What is a Virtual Credit Card, Virtual Debit Card?
Okay so you’re a business looking to modernize your company and workforce with all the bells and whistles of modern financial technology. Congratulations. Pat yourself on the back on an excellent decision. Your life is about to get a lot easier.
But maybe despite your enthusiasm for the virtual expense world, you’re still confused on a few things. Don’t get frustrated, it happens to everyone. Trust us, it’s literally our business to know (and fix) your pain points.
One of the questions we are often asked – or see Googled – is “What’s the difference between a virtual credit card and a virtual debit card?” Which we take as question of which option is better for my company.
We try and provide a simple and concise answer to that question below.
First, What Is A Virtual Credit Card?
A virtual credit card is a set of 16 randomly assigned digits that behave like a normal credit card, except with no physical plastic. Unlike most things finance, the name makes complete sense.
Virtual credit cards are used primarily by companies for ease of accounting, better control over employee spend, or better security. Because cards are created virtually, they can be created instantly and updated in real time. Companies can customize preferences on everything from
merchant category restrictions to spending limits, using a customizable API.
Before we explain the other benefits, let’s get into the second half of this equation: virtual debit cards.
What Is A Virtual Debit Card?
A virtual debit card is essentially the same as a virtual credit card, except funds from the cards are drawn from a central account deposited by the company, instead of on the company’s credit balance. It’s exactly like the difference between traditional credit and debit cards, only virtual.
Now, we’ll say off the bat: it’s definitely more common for businesses to use credit cards over debit cards. In reality, most business debit card use is constituted by small business.
The reason for this is that debit cards provide no sort of cashback, or reward system for spending points. Considering small business is typically referred to as a company that does less than $4m in revenue annually, your company stands to gain quite a lot of cashback if spent properly on a company credit card.
The other downside to debit cards is they are technically less protected should your account be defrauded. This is because the two main laws that protect credit cards against fraudulent purchases – the “Electronic Funds Act” (Reg E), and the “Truth in Lending Act” (Reg Z) – don’t apply to debit cards. However while not legally enforceable, most major credit institutions like Visa or Mastercard will voluntarily reimburse the amount taken from a debit card, should it be reported in the specified amount of time.

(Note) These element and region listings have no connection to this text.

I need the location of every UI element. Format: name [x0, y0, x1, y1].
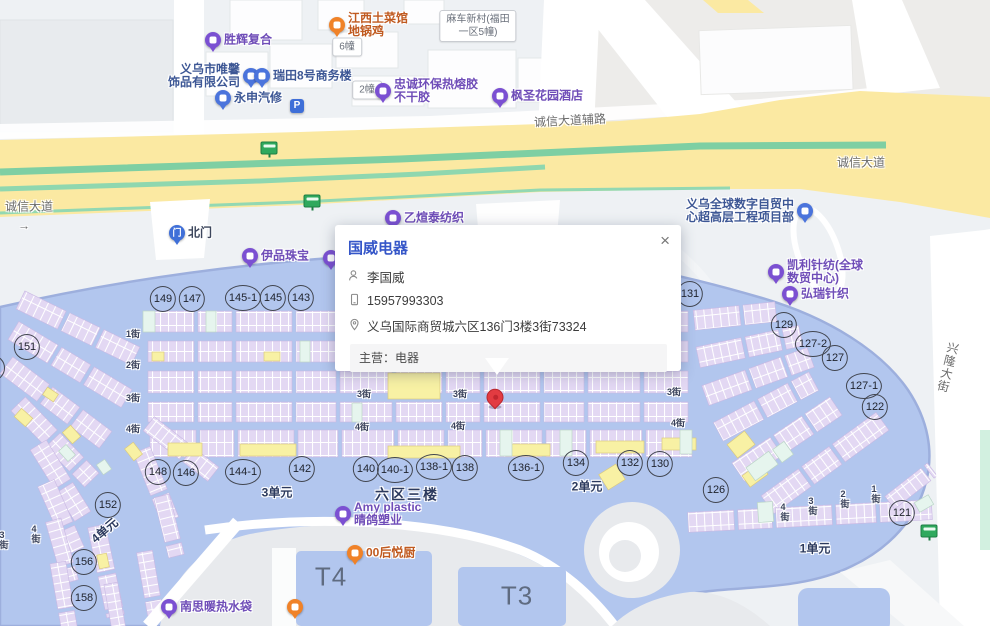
terminal-building-label: T3: [501, 590, 533, 603]
gate-number-circle[interactable]: -1: [0, 355, 5, 381]
poi-label[interactable]: 南思暖热水袋: [180, 601, 252, 614]
gate-number-circle[interactable]: 134: [563, 450, 589, 476]
poi-pin-purple[interactable]: [205, 32, 221, 48]
gate-number-circle[interactable]: 152: [95, 492, 121, 518]
gate-number-circle[interactable]: 144-1: [225, 459, 261, 485]
street-label: 4街: [126, 424, 140, 434]
poi-pin-purple[interactable]: [385, 210, 401, 226]
gate-number-circle[interactable]: 142: [289, 456, 315, 482]
person-icon: [348, 269, 361, 285]
gate-number-circle[interactable]: 146: [173, 460, 199, 486]
gate-number-circle[interactable]: 145: [260, 285, 286, 311]
popup-title: 国威电器: [348, 237, 669, 258]
poi-label[interactable]: 江西土菜馆地锅鸡: [348, 12, 408, 38]
gate-number-circle[interactable]: 132: [617, 450, 643, 476]
close-icon[interactable]: ×: [660, 232, 670, 249]
street-label: 3街: [667, 387, 681, 397]
street-label: 3街: [453, 389, 467, 399]
unit-label: 2单元: [572, 481, 603, 494]
gate-number-circle[interactable]: 136-1: [508, 455, 544, 481]
gate-number-circle[interactable]: 138-1: [416, 454, 452, 480]
gate-number-circle[interactable]: 149: [150, 286, 176, 312]
poi-pin-purple[interactable]: [242, 248, 258, 264]
gate-number-circle[interactable]: 145-1: [225, 285, 261, 311]
poi-pin-purple[interactable]: [335, 506, 351, 522]
poi-pin-blue[interactable]: [254, 68, 270, 84]
bus-stop-icon[interactable]: [304, 195, 321, 208]
street-label: 4街: [451, 421, 465, 431]
poi-pin-purple[interactable]: [161, 599, 177, 615]
street-label: 1街: [871, 484, 880, 504]
poi-label[interactable]: 伊品珠宝: [261, 250, 309, 263]
poi-pin-gate[interactable]: 门: [169, 225, 185, 241]
poi-label[interactable]: Amy plastic晴鸽塑业: [354, 501, 421, 527]
unit-label: 4单元: [89, 516, 121, 546]
building-number-box: 麻车新村(福田一区5幢): [439, 10, 516, 42]
poi-pin-purple[interactable]: [375, 83, 391, 99]
poi-pin-orange[interactable]: [287, 599, 303, 615]
gate-number-circle[interactable]: 127: [822, 345, 848, 371]
poi-label[interactable]: 凯利针纺(全球数贸中心): [787, 259, 863, 285]
parking-icon[interactable]: P: [290, 99, 304, 113]
road-name-label: 诚信大道: [5, 201, 53, 214]
poi-pin-purple[interactable]: [768, 264, 784, 280]
bus-stop-icon[interactable]: [261, 142, 278, 155]
street-label: 4街: [355, 422, 369, 432]
address: 义乌国际商贸城六区136门3楼3街73324: [367, 316, 587, 335]
unit-label: 3单元: [262, 487, 293, 500]
gate-number-circle[interactable]: 156: [71, 549, 97, 575]
street-label: 1街: [126, 329, 140, 339]
street-label: 4街: [780, 502, 789, 522]
poi-label[interactable]: 永申汽修: [234, 92, 282, 105]
street-label: 3街: [808, 496, 817, 516]
phone-icon: [348, 293, 361, 309]
poi-label[interactable]: 义乌全球数字自贸中心超高层工程项目部: [686, 198, 794, 224]
poi-label[interactable]: 枫圣花园酒店: [511, 90, 583, 103]
road-name-label: 兴隆大街: [936, 341, 960, 394]
gate-number-circle[interactable]: 126: [703, 477, 729, 503]
poi-pin-blue[interactable]: [797, 203, 813, 219]
poi-label[interactable]: 瑞田8号商务楼: [273, 70, 352, 83]
poi-label[interactable]: 胜辉复合: [224, 34, 272, 47]
street-label: 3街: [0, 530, 9, 550]
gate-number-circle[interactable]: 122: [862, 394, 888, 420]
gate-number-circle[interactable]: 140-1: [377, 457, 413, 483]
street-label: 4街: [31, 524, 40, 544]
poi-label[interactable]: 弘瑞针织: [801, 288, 849, 301]
info-popup: × 国威电器 李国威 15957993303 义乌国际商贸城六区136门3楼3街…: [335, 225, 681, 371]
poi-pin-blue[interactable]: [215, 90, 231, 106]
road-name-label: →: [18, 220, 30, 233]
poi-label[interactable]: 义乌市唯馨饰品有限公司: [168, 63, 240, 89]
poi-label[interactable]: 北门: [188, 227, 212, 240]
gate-number-circle[interactable]: 147: [179, 286, 205, 312]
road-name-label: 诚信大道: [837, 157, 885, 170]
gate-number-circle[interactable]: 151: [14, 334, 40, 360]
poi-label[interactable]: 忠诚环保热熔胶不干胶: [394, 78, 478, 104]
map-viewport: 1街2街3街4街3街3街3街4街4街4街4街3街4街3街2街1街3单元六区三楼2…: [0, 0, 990, 626]
gate-number-circle[interactable]: 129: [771, 312, 797, 338]
gate-number-circle[interactable]: 130: [647, 451, 673, 477]
street-label: 2街: [126, 360, 140, 370]
unit-label: 1单元: [800, 543, 831, 556]
street-label: 3街: [357, 389, 371, 399]
gate-number-circle[interactable]: 148: [145, 459, 171, 485]
gate-number-circle[interactable]: 158: [71, 585, 97, 611]
poi-label[interactable]: 乙煊泰纺织: [404, 212, 464, 225]
phone-number[interactable]: 15957993303: [367, 294, 443, 308]
gate-number-circle[interactable]: 140: [353, 456, 379, 482]
road-name-label: 诚信大道辅路: [534, 113, 607, 130]
bus-stop-icon[interactable]: [921, 525, 938, 538]
terminal-building-label: T4: [315, 571, 347, 584]
location-icon: [348, 318, 361, 334]
street-label: 4街: [671, 418, 685, 428]
gate-number-circle[interactable]: 121: [889, 500, 915, 526]
red-location-marker[interactable]: [483, 385, 507, 409]
gate-number-circle[interactable]: 138: [452, 455, 478, 481]
poi-pin-orange[interactable]: [329, 17, 345, 33]
gate-number-circle[interactable]: 143: [288, 285, 314, 311]
poi-label[interactable]: 00后悦厨: [366, 547, 415, 560]
street-label: 2街: [840, 489, 849, 509]
popup-tail: [485, 358, 509, 387]
poi-pin-orange[interactable]: [347, 545, 363, 561]
poi-pin-purple[interactable]: [782, 286, 798, 302]
poi-pin-purple[interactable]: [492, 88, 508, 104]
street-label: 3街: [126, 393, 140, 403]
contact-name: 李国威: [367, 267, 405, 286]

So Which One Should My Business Use?
The main question when asking yourself whether to use a virtual debit card vs a virtual credit card is whether you are worried about not being able to pay back your balance. With the average business card APR at 15.24% if you are unable to meet your monthly balance, your business credit card debt can turn toxic very quickly.
However, we’d make the case that while this might be a risk with a traditional business credit card, much of that is mitigated with a virtual credit card. Personalized spending limits and thresholds prevent any employee for taking over a card or spending too much, and our virtual card API gives you the ability to set alerts for purchases over a certain amount, or one employee/division spending abnormal amounts.
Ultimately however, the decision of credit vs. debit will always be a personal one, and we are proud to accommodate both types of virtual cards at Emburse. So before you make your decision, consider your potential rewards structure, your concern over security, and whether or not you think you can meet your balance.
Once you’ve made your choice, we can set you up on the solution of your choice.